Mit Werken folgender KünstlerInnen:
Denise Kobler, Doris von Stokar, Thomas Flechtner,
Maya von Moos, Franziska Rutishauser, Maya Lalive

IG Halle im Kunst(Zeug)Haus Rapperswil
18. August – 3. November 2019

Kurator: Guido Baumgartner, Co-Präsident IG Halle

Weitere Informationen und Bilder zur Ausstellung


   
artefix logo NASA Bild Mars
   
 

 

 

Utopia Garden – Sehnsuchtsorte

Als erste Institution in der Schweiz kann die IG Halle die sensationellen Fotografien vom Mars präsentieren, welche die NASA-Sonde Mars Reconnaissance Orbiter ab 2006 zur Erde gesendet hat. Die Ausstellung kombiniert das wissenschaftliche Bildmaterial mit künstlerisch-transformativen Perspektiven. Mit sechs weiteren Beiträgen von Kunstschaffenden erkundet Utopia Garden menschliche Sehnsuchtsorte im Kontext der Entwicklung von Leben auf dem Planeten.

Ursprünglich für wissenschaftliche Zwecke und künftige Marsmissionen gedacht, wurde eine Reihe der Marsbilder vom Pressefotografen und Art Director Xavier Barral (1955–2019) als Silbergelatineprints für Ausstellungen realisiert. In bis anhin unerreichtem Detailreichtum öffnen diese Aufnahmen den Blick auf nie gesehene kosmische Formationen, die unsere Vorstellungskraft herausfordern und Assoziationen wecken, als stammten sie aus Künstlerhand. Die Landschaften verweisen auf unsere Geschichte, auf die Entstehung der Erde und konfrontieren uns gleichzeitig mit dem Unbekannten und mit einer utopischen Zukunft.

Mit den kargen, scheinbar völlig leblosen Landschaften in Schwarzweiss kontrastieren Denise Koblers Farbfotografien von Gärten und Parks in verschiedenen europäischen Ländern. Der vom Menschen gestaltete Garten spiegelt als Sehnsuchtsort Vorstellungen vom Paradies und von ewiger Fülle. In üppiger digitaler Künstlichkeit beschwört Maya von Moos in ihren Videos den Lebenszyklus herauf.

Experimente mit Pflanzenkeimen dienen Thomas Flechtner als Ausgangslange, um diese mittels fotografischer Perspektive als Landschaften zwischen Natur und Künstlichkeit zu inszenieren.

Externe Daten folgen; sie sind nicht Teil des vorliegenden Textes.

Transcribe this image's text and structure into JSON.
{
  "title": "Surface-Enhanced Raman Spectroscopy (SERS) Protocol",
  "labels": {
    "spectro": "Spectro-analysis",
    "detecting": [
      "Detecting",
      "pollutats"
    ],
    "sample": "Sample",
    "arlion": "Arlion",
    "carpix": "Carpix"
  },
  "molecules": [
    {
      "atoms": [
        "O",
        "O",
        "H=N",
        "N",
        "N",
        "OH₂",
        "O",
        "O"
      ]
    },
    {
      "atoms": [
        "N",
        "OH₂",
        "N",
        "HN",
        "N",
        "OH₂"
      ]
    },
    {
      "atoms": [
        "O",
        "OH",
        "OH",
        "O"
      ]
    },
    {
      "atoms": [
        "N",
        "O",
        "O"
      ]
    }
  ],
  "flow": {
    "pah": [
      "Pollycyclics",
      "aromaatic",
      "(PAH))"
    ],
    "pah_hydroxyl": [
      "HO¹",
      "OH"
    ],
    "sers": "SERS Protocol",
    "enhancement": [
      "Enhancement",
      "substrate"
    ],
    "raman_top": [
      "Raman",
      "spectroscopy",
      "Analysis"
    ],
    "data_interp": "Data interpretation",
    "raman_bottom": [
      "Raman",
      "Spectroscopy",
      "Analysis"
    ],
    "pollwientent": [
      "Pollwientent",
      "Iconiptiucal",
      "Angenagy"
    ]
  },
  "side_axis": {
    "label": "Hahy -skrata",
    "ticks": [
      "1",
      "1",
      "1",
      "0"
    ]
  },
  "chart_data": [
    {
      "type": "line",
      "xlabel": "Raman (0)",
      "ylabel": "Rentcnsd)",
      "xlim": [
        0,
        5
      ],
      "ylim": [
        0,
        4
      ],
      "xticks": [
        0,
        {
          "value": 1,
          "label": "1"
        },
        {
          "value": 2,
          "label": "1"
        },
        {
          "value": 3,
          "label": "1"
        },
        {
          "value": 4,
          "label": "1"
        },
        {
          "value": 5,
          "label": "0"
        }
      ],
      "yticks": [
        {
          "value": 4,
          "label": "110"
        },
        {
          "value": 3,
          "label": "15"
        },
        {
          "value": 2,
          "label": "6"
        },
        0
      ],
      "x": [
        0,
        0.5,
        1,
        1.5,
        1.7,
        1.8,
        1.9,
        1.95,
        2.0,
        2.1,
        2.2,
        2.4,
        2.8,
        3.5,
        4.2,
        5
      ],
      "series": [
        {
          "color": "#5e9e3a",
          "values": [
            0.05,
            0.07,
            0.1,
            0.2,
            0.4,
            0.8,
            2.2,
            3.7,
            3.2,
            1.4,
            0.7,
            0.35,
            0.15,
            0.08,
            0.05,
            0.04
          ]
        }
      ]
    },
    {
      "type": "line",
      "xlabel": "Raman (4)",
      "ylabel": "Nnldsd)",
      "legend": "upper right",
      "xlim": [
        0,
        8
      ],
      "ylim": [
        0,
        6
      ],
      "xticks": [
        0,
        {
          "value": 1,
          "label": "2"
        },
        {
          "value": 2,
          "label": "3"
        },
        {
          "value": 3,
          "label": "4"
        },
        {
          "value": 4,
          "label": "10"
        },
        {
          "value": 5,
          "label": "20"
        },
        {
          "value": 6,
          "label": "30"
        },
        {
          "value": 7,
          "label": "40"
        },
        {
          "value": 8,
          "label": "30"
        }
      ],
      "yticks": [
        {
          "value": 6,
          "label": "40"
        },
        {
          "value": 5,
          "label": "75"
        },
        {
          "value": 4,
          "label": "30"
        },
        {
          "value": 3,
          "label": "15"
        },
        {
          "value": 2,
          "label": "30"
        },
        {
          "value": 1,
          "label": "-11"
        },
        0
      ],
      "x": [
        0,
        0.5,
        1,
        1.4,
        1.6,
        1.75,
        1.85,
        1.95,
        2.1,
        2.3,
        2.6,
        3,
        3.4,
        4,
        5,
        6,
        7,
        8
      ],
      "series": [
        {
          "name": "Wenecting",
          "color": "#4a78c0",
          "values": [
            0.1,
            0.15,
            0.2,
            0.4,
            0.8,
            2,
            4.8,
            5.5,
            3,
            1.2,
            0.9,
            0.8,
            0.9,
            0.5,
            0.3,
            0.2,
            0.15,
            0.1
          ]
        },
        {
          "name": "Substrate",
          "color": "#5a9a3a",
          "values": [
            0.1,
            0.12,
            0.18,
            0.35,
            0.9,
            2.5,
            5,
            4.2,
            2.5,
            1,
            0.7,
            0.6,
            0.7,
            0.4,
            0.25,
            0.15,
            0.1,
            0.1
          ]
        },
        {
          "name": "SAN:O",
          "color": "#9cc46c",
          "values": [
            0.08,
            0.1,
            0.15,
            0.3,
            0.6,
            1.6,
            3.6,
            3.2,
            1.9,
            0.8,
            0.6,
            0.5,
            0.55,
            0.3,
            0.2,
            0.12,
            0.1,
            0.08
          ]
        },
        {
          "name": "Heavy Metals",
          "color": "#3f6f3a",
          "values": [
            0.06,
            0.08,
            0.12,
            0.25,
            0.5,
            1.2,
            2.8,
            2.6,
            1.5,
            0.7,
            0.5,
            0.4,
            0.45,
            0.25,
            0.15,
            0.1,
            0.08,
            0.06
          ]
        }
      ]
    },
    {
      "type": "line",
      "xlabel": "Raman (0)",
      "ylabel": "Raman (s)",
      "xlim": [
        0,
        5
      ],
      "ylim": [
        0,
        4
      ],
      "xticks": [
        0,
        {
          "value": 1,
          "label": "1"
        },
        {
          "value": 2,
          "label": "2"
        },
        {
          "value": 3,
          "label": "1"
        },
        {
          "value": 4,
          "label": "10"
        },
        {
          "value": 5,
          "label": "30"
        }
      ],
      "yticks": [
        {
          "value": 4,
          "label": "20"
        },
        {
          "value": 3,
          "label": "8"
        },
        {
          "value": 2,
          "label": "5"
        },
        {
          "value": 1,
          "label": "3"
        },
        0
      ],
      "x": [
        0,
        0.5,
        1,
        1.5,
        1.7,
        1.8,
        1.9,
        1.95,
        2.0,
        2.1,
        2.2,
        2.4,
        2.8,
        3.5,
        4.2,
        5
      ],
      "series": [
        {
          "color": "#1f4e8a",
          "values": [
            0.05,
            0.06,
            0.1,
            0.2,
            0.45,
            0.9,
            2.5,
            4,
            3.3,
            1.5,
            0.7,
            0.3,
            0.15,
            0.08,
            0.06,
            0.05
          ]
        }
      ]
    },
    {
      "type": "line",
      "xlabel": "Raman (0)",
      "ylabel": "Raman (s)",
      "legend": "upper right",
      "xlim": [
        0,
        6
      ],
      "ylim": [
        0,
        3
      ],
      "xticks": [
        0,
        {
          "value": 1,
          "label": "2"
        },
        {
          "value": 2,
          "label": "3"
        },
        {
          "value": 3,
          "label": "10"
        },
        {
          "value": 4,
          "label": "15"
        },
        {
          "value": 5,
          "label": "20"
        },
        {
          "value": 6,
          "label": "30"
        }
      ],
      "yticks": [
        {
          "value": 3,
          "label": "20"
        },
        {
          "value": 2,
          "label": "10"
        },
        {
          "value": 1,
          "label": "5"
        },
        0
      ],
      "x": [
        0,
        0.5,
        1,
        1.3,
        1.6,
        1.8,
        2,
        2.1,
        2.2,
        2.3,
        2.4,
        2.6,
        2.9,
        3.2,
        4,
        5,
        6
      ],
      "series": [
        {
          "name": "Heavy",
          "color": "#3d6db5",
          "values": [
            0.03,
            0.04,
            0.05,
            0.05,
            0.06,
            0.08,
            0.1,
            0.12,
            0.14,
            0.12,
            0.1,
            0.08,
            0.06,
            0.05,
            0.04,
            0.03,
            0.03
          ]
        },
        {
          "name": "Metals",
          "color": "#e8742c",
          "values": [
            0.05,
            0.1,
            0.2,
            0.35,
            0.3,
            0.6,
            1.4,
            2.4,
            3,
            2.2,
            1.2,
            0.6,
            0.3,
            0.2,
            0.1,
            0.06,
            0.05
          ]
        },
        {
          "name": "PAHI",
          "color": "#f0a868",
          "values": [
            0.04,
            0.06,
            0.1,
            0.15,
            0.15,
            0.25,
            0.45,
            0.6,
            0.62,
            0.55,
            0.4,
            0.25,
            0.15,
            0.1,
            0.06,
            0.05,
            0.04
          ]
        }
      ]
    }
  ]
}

Ähnlich lässt Maya Lalive den Betrachter in die bunten Mikrolandschaften von Flechten eintauchen, die als Pionierorganismen neue Lebensräume erschliessen.

Zwischen Vergehen und Entstehen bewegen sich Doris von Stokars «Lichtzeichnungen» von organischen Strukturen in Graphitstaub. Franziska Rutishauser hingegen befasst sich mit den Spuren, die der Mensch auf dem Planeten hinterlässt, aber auch mit der menschlichen Wahrnehmung, die ähnlich den Weiten des Alls ein grösstenteils unbekanntes und unerforschtes Gebiet ist.